Professional Carpet Cleaning Methods – Steam Cleaning and Dry Cleaning Comparison
You’ve decided to have your carpets professionally cleaned – and suddenly you have to choose between different types of cleaning methods. Don’t worry; this quick guide will have you deciding between them like a pro.
Also known as: Hot Water Extraction, HWE.
This is the most common method for home carpet cleaning. Hot water and detergent are sprayed onto the carpet in the first pass, loosening dirt and other debris. On the second pass, the dirty water is sucked up, or extracted, at high pressure. A third pass is usually required to rinse the carpets and remove any lingering detergent.

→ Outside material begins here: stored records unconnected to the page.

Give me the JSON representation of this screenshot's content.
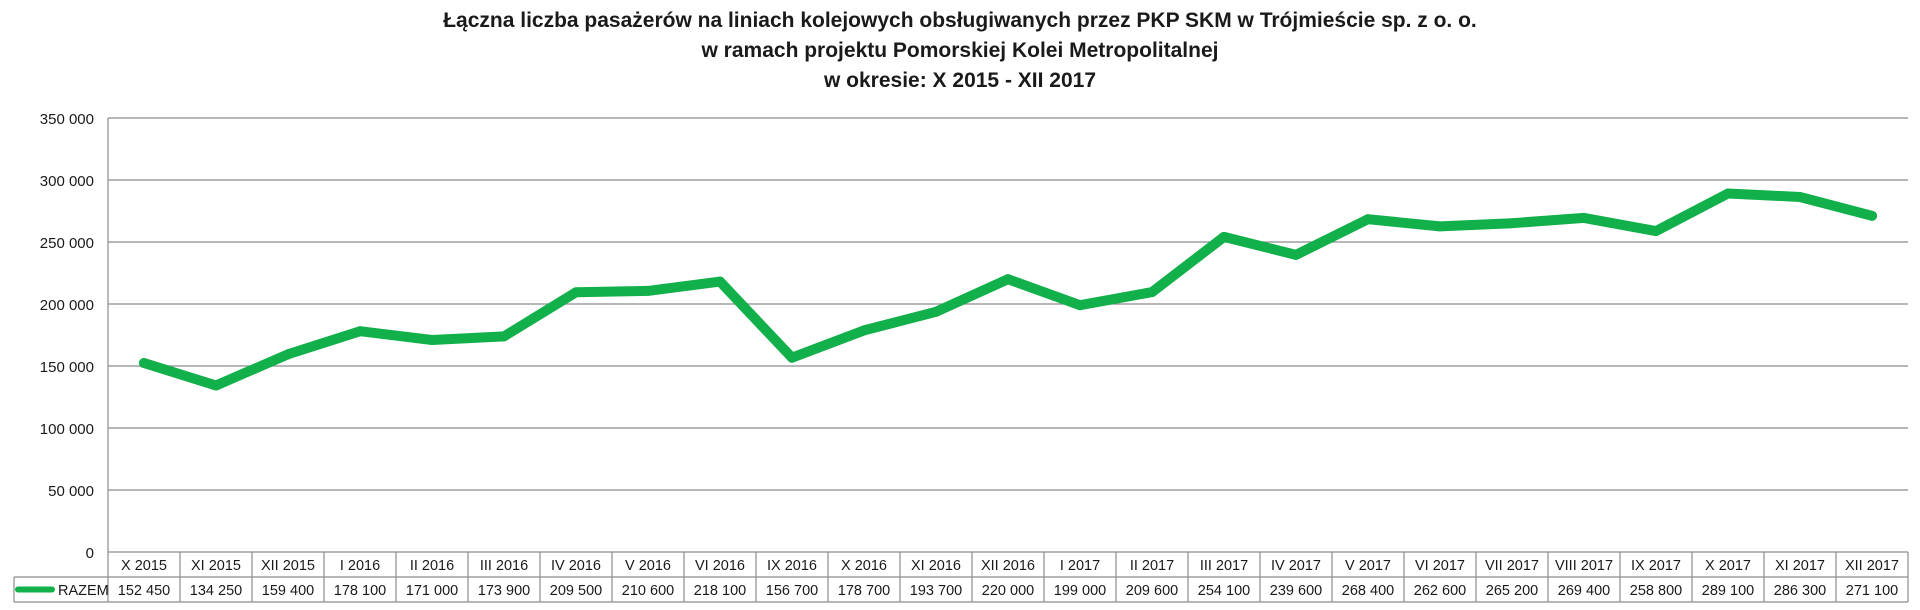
{
  "chart_data": {
    "type": "line",
    "title_lines": [
      "Łączna liczba pasażerów na liniach kolejowych obsługiwanych przez PKP SKM w Trójmieście sp. z o. o.",
      "w ramach projektu Pomorskiej Kolei Metropolitalnej",
      "w okresie: X 2015 - XII 2017"
    ],
    "categories": [
      "X 2015",
      "XI 2015",
      "XII 2015",
      "I 2016",
      "II 2016",
      "III 2016",
      "IV 2016",
      "V 2016",
      "VI 2016",
      "IX 2016",
      "X 2016",
      "XI 2016",
      "XII 2016",
      "I 2017",
      "II 2017",
      "III 2017",
      "IV 2017",
      "V 2017",
      "VI 2017",
      "VII 2017",
      "VIII 2017",
      "IX 2017",
      "X 2017",
      "XI 2017",
      "XII 2017"
    ],
    "series": [
      {
        "name": "RAZEM",
        "color": "#12b04b",
        "values": [
          152450,
          134250,
          159400,
          178100,
          171000,
          173900,
          209500,
          210600,
          218100,
          156700,
          178700,
          193700,
          220000,
          199000,
          209600,
          254100,
          239600,
          268400,
          262600,
          265200,
          269400,
          258800,
          289100,
          286300,
          271100
        ],
        "value_labels": [
          "152 450",
          "134 250",
          "159 400",
          "178 100",
          "171 000",
          "173 900",
          "209 500",
          "210 600",
          "218 100",
          "156 700",
          "178 700",
          "193 700",
          "220 000",
          "199 000",
          "209 600",
          "254 100",
          "239 600",
          "268 400",
          "262 600",
          "265 200",
          "269 400",
          "258 800",
          "289 100",
          "286 300",
          "271 100"
        ]
      }
    ],
    "y_ticks": [
      0,
      50000,
      100000,
      150000,
      200000,
      250000,
      300000,
      350000
    ],
    "y_tick_labels": [
      "0",
      "50 000",
      "100 000",
      "150 000",
      "200 000",
      "250 000",
      "300 000",
      "350 000"
    ],
    "ylim": [
      0,
      350000
    ],
    "grid": true,
    "legend": "data-table-below",
    "gridline_color": "#8c8c8c",
    "text_color": "#1a1a1a"
  }
}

Pros: This is the most effective cleaning method for residential carpets. It removes most dirt and allergens.
Cons: Carpets cleaned using hot water extraction can take up to 24 hours to fully dry.
Dry Cleaning Methods
Dry carpet cleaning methods aren’t necessarily water-free, but they do feature much quicker drying times than steam or hot water extraction cleaning. Quick drying times make these methods ideal for business uses, when it would be impossible to close down for days while the carpets were cleaned.
Dry cleaning methods fall into two categories:
- Host Carpet Cleaning
- Bonnet Cleaning
Host Carpet Cleaning (also known as Absorbent Compound Cleaning) involves spreading a damp compound on the carpet. This attracts and absorbs surface dirt. Once it has had a chance to work, you simply vacuum up the compound and consider the carpet cleaned.
Bonnet Cleaning is a bit more involved than Absorbent Compound Cleaning, although it works on the same principal. First, a professional carpet cleaning team will spray the carpet with an absorbent cleaning solution. This will break down dirt deposits and loosen them from carpet fibers. Next, the cleaning team will use a buffer with an absorbent pad called a bonnet to scrub the carpet and absorb the cleaning solution in one step.
Pros: Fast drying times, because there is very little water involved.
Cons: Dry cleaning methods are not effective at removing soil that has soaked into the carpet pad or deeply ground-in stains.